Great find, starthrower. Thanks.

You can hear on this song, and on the rest of the album it's on, how her vocal range had dropped a bit. Something similar happened with Sarah Vaughan in her later years. To me her voice has taken on a warmth and profundity that it didn't have when she was young. It's also evident in the first song on that album (_Sunny Sunday_).

Also have to agree with the above comments about _Cold Blue Steel and Sweet Fire_. A great allegory about heroin addiction. To this day, I think _For the Roses_ is one of her best works. She has always been in a class all her own.

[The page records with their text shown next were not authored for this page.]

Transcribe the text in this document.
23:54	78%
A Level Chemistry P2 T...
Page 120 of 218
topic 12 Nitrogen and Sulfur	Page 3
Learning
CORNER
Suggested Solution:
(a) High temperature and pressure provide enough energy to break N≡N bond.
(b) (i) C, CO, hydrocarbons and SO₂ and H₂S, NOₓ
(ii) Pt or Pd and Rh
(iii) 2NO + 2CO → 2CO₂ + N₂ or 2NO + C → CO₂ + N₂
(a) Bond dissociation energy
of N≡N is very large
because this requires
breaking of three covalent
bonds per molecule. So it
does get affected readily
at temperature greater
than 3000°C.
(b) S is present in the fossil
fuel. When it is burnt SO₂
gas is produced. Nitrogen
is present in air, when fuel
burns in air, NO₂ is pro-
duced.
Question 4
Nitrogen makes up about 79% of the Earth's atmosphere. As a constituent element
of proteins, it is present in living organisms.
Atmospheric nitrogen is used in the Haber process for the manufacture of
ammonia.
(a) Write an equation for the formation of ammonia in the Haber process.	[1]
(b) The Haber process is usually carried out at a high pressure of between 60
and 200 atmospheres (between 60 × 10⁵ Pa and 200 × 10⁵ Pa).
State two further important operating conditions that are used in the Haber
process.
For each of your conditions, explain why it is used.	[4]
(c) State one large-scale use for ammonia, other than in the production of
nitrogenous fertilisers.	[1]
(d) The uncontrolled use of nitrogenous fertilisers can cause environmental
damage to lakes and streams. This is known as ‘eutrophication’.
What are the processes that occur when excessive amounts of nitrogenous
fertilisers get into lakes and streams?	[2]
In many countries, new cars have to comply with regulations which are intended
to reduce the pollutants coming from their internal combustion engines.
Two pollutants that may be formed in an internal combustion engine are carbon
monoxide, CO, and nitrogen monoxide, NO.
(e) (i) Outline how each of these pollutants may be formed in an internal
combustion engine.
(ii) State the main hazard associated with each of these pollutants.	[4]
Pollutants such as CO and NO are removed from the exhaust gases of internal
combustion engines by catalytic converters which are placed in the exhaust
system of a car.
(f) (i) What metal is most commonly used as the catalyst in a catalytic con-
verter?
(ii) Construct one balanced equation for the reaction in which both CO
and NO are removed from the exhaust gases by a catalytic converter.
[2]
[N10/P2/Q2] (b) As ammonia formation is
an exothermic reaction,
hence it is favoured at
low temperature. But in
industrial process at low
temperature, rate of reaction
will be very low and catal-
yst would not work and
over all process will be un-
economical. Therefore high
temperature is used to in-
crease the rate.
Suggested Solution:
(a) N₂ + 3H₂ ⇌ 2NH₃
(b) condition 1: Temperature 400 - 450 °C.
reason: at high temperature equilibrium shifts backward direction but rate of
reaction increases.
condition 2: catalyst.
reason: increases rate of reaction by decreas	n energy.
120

I mean, how many other rock singers were writing songs dedicated to Beethoven?


----------



## hpowders (Dec 23, 2013)

Alydon said:


> It is strange that I've met a couple of fellow other classical music fanatics and we all agree Joni Mitchell's Clouds is our favourite non-classical album - I've loved it for years and it's never far away, every song on it is perfect! For a very, very favourite Mitchell song it would have to be For the Roses.


I like it a lot too.


----------



## Jay (Jul 21, 2014)

SONNET CLV said:


> Long a favorite of mine:
> View attachment 82718


A desert island LP for me. Her best, imo.


----------



## Strange Magic (Sep 14, 2015)

Nobody better than Joni.


----------